As for me, I consider the odds of the book having a meaningful impact to be basically nil. It’s simple. If a moratorium is possible, it’s likely overdetermined—the book is not necessary. On the other hand, if a moratorium is extremely unlikely (as I think), then the book will be toothless—it’s not sufficient. More generally, if ASI can be built (or grow), it will, and the book can do nothing about it. If it can’t be built (or grow), then we’re fine and the book serves no need.
@MachiNi that’s just the title, the full statement is more like “If anyone builds it using anything like current methods & level of understanding, then everyone dies.” We will develop new methods and deeper understanding over time, probably closer to years/a couple decades than most of a century. The moratorium is to buy time for that scientific progress.
As for likelyhoods, maybe you’re right, I’m not sure how good my models of social and political change are. Certainly it’s not all that likeky.
@DavidHiggs oh I read the book. I disagree. I don’t think they believe we can build safe ASI at all. Their central thesis is conceptual more than empirical, it seems to me.
@MachiNi I actually haven't gotten a chance to read it yet, so maybe you're right. It would be a significant change in what I thought the authors views were based on their other writings.
@ms in a totally different world in which we don’t build it like we do, I guess. Please point me to the passage in the book where they concede that we could, if we implemented a moratorium. I may actually have missed it between the parables.
@ms happy to concede: in principle. It’s conceptually possible, if we start building AI completely differently from scratch.

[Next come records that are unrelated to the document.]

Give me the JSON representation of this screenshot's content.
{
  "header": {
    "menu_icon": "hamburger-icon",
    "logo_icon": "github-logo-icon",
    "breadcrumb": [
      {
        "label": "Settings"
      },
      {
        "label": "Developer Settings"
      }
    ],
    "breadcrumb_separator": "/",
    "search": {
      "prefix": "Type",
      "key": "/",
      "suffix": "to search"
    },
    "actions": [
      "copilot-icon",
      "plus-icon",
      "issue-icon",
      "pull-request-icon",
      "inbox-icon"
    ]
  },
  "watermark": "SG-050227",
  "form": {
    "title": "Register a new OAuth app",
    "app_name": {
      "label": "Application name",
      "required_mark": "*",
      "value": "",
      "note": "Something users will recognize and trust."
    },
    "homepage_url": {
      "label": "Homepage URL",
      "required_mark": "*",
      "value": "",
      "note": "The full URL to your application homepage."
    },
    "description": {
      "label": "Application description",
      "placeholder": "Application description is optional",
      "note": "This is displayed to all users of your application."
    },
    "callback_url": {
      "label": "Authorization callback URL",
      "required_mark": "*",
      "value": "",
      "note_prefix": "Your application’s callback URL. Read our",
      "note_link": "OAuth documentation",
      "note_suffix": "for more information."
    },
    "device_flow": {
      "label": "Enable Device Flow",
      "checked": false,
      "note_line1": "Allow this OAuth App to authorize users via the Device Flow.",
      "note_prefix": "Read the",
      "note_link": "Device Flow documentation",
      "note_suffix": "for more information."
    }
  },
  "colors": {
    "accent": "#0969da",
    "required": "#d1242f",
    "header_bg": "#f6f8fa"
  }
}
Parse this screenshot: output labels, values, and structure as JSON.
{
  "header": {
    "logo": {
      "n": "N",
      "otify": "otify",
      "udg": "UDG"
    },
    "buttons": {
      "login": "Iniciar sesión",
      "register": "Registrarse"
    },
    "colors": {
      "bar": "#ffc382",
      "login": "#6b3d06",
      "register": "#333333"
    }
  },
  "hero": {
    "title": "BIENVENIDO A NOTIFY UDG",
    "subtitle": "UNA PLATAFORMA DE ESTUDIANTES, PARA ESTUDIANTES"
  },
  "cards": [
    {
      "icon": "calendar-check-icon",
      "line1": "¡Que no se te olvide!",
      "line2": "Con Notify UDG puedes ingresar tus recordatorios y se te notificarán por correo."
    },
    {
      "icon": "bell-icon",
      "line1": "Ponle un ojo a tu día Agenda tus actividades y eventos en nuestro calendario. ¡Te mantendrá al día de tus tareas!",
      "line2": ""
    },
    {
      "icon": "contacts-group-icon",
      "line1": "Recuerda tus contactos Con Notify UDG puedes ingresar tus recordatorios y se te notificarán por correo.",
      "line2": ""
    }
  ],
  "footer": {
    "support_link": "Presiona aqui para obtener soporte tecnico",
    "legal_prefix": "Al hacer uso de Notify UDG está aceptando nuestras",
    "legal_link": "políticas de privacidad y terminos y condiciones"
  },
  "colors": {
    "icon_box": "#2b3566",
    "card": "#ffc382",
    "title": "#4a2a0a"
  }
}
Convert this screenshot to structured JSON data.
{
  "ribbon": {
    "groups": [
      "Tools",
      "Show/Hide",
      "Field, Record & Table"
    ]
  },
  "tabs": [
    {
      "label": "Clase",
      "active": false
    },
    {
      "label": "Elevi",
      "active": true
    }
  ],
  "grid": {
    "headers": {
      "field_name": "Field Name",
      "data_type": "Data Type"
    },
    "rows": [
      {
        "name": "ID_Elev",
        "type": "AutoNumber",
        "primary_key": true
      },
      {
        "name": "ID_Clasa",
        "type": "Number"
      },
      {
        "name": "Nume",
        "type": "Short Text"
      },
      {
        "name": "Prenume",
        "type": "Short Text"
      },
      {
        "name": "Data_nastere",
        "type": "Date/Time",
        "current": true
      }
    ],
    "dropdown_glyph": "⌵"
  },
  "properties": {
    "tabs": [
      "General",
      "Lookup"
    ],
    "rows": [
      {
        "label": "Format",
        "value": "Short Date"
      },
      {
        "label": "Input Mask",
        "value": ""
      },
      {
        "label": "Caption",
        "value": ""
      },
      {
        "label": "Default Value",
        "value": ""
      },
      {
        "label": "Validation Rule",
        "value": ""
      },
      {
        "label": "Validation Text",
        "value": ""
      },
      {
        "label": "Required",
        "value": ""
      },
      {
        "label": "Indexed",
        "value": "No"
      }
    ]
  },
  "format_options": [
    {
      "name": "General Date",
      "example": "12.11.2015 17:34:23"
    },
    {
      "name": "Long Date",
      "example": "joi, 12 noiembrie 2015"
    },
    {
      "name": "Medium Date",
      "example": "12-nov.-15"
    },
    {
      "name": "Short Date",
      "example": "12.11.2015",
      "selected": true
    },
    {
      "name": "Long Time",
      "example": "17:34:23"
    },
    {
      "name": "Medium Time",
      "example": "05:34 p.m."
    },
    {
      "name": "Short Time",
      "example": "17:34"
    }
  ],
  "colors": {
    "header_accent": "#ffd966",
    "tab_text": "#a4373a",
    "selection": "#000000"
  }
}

@MachiNi I re-read the last three chapters. Man, if they think it’s theoretically possible (they do, it’s just really hard!), they don’t sell it well. Almost everything they write supports the conclusion that humanity as we know it is constitutionally incapable of solving the alignment problem. I very much doubt that a moratorium, if it blocked ASI, would make safe ASI subsequently (when?!) tractable.